Em primeiro lugar, simplesmente não teria este efeito. Cada trimestre de auxílio-emergencial custa aproximadamente 154 bilhões de reais, 308 bi até dezembro. O gasto total com pessoal na União, estados e municípios é de 928 bilhões por ano, restando 464 bi até o final deste ano. Ou seja, para mantermos mais seis meses de auxílio emergencial, seria necessário reduzir o salário de todos os servidores públicos, sem exceção, em 64%. O equivalente a manter todo o serviço público fechado de setembro ao final do ano. Quatro meses sem médicos, policiais, forças armadas, professores, nada.
Isto porque a redução da remuneração – para ser constitucional – tem de ser acompanhada da redução da jornada de trabalho, isto é, da redução da disponibilidade de serviços públicos à população. Exatamente como ocorre na iniciativa privada, as empresas que reduziram salários estão produzindo menos ou fechadas.
No meio de uma pandemia, enquanto os brasileiros se socorrem no Estado, tanto para medidas de saúde, econômicas, de gestão, infraestrutura, assistência social, pesquisa e tecnologia e tantas outras, há quem cogite reduzir esta disponibilidade. Seria o mesmo que entregar as chaves do país ao vírus.
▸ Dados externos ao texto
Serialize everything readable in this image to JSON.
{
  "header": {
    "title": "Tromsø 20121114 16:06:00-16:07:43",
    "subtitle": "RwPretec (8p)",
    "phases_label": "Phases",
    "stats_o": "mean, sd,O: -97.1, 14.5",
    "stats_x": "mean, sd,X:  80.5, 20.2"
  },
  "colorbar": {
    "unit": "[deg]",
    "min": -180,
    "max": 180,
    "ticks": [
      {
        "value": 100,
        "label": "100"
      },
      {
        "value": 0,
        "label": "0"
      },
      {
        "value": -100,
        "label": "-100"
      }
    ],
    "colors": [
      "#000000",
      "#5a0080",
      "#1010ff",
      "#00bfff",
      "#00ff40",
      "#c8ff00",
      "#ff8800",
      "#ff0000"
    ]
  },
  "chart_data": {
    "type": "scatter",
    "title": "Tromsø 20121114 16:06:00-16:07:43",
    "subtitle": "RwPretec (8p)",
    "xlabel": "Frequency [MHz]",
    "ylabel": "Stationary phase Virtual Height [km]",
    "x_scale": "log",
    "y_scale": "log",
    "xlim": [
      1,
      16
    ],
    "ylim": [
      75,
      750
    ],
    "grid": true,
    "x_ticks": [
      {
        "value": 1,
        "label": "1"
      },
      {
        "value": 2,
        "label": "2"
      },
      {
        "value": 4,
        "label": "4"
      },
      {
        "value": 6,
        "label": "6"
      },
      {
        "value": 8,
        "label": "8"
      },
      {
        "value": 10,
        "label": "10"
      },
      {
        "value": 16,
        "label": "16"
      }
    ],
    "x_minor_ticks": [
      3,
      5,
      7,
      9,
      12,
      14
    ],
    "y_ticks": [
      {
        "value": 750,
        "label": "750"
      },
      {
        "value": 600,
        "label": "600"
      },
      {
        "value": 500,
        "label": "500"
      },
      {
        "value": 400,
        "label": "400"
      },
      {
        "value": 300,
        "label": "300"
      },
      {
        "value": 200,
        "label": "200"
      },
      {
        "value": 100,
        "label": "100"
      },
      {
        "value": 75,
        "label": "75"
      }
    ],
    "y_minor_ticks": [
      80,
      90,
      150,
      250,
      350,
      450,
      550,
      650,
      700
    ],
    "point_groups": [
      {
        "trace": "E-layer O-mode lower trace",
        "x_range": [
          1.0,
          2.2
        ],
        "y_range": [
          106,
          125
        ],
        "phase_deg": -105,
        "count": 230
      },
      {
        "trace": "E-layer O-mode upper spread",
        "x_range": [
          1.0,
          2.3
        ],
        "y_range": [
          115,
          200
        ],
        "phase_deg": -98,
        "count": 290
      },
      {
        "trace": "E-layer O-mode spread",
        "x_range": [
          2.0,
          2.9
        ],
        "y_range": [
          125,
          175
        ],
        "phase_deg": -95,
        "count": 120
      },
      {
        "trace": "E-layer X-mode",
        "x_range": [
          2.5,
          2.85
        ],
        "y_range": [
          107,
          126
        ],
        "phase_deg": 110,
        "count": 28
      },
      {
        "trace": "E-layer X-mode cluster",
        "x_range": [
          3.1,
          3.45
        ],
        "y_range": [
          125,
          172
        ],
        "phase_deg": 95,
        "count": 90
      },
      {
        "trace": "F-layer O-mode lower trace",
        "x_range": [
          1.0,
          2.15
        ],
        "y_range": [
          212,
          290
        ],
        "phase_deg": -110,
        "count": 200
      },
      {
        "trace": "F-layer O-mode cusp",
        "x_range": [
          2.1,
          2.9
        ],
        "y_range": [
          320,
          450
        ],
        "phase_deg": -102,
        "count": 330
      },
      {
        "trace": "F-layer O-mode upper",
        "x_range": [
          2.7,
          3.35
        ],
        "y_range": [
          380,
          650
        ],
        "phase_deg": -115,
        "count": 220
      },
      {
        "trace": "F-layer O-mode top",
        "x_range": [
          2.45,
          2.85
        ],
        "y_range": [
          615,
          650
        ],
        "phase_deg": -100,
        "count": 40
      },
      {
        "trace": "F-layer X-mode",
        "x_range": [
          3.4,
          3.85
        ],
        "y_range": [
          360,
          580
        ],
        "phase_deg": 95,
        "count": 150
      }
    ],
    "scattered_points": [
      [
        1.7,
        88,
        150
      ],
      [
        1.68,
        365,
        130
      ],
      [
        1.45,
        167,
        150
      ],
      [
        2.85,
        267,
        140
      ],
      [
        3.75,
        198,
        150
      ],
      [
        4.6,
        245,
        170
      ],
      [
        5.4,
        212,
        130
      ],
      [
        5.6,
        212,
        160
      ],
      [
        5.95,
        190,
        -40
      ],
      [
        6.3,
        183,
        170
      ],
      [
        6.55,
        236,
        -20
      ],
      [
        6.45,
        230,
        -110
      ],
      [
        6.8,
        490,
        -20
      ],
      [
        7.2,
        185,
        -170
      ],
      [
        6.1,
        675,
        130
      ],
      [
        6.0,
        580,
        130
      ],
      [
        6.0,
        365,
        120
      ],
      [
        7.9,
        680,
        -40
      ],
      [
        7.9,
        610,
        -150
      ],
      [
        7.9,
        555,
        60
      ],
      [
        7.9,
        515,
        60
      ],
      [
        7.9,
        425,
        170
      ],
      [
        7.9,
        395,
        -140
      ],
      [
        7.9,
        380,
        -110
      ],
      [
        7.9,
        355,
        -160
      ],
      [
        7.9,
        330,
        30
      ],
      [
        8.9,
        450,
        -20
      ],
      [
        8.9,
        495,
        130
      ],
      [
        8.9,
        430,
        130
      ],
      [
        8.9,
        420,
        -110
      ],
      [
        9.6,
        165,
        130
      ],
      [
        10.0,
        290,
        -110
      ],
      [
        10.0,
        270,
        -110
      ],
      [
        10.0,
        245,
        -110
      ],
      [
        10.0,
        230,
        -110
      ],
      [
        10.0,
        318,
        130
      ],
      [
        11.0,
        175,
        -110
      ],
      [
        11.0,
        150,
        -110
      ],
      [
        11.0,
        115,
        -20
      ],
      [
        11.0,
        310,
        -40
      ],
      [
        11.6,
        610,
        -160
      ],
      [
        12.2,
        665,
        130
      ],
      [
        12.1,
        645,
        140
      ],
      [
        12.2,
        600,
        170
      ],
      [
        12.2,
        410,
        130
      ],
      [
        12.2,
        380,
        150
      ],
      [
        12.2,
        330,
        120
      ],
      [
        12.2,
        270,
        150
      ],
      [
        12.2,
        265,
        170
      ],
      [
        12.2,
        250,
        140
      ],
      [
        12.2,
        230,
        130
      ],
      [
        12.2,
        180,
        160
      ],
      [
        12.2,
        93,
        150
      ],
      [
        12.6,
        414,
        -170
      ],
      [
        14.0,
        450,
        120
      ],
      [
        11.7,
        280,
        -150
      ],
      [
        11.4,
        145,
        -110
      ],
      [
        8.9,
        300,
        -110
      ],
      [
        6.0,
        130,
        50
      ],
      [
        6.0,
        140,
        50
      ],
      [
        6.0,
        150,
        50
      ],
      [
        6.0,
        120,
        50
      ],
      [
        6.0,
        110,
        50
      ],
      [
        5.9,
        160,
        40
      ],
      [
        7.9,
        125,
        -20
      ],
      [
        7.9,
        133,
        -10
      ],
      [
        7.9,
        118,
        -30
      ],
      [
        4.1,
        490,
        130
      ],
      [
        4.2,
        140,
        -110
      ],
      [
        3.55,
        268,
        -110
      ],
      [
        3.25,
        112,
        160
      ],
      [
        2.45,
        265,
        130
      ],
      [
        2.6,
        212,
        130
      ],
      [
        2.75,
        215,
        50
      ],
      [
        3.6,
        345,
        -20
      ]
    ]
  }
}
A outra hipótese é tratar os servidores como cidadãos de segunda classe, obrigados a trabalhar normalmente, mesmo com redução salarial, ferindo o direito de todo trabalhador ao salário.
O próprio auxílio emergencial não pode ser pago sem a dedicação dos servidores e empregados do Ministério da Cidadania, DATAPREV, SERPRO, Justiça Eleitoral, Receita Federal, Caixa Econômica. Os insumos de saúde que chegam em transportes militares e civis, com planejamento dos servidores dos Ministérios da Infraestrutura, Saúde, Relações Exteriores, servidores tributários e de comércio exterior.
O desenvolvimento de vacinas, tratamentos e respiradores pelo Instituto Butantã, FIOCRUZ, Evandro Chagas, com recursos da CAPES e do CNPq e toda a rede de instituições públicas de ensino e pesquisa. As ilegalidades sendo combatidas pelo controle externo e interno feito pelas Polícias Civis e Federal, Ministério Público, Defensoria Pública, Poder Judiciário, Advocacia Pública, Tribunais de Contas. Até mesmo o Poder Legislativo, controlando e aperfeiçoando os atos dos Executivos, continua a pleno funcionamento.
Tudo isto exige gente, selecionada, qualificada e dedicada, trabalhando mais do que o normal. Reduzir a quantidade de trabalho destes servidores não resolveria o problema financeiros e prejudicaria inúmeros direitos fundamentais.
A crise é grave e a população sofre, mas a redução dos salários e do trabalho dos servidores públicos é apenas um bode expiatório, um ato diversionista que prejudica a população que tanto precisa dos diversos serviços públicos, precisa do Estado nas suas diversas formas. É o momento de enfrentar o problema e repensar a tributação, o financiamento do estado, para que mantenhamos o funcionamento das instituições que permitem não apenas a nossa sobrevivência, mas a esperança em dias melhores.
Fabio Monteiro Lima é advogado, bacharel pela Universidade de Brasília (UnB), especialista em direito público e sócio da Lima e Volpatti Advogados Associados.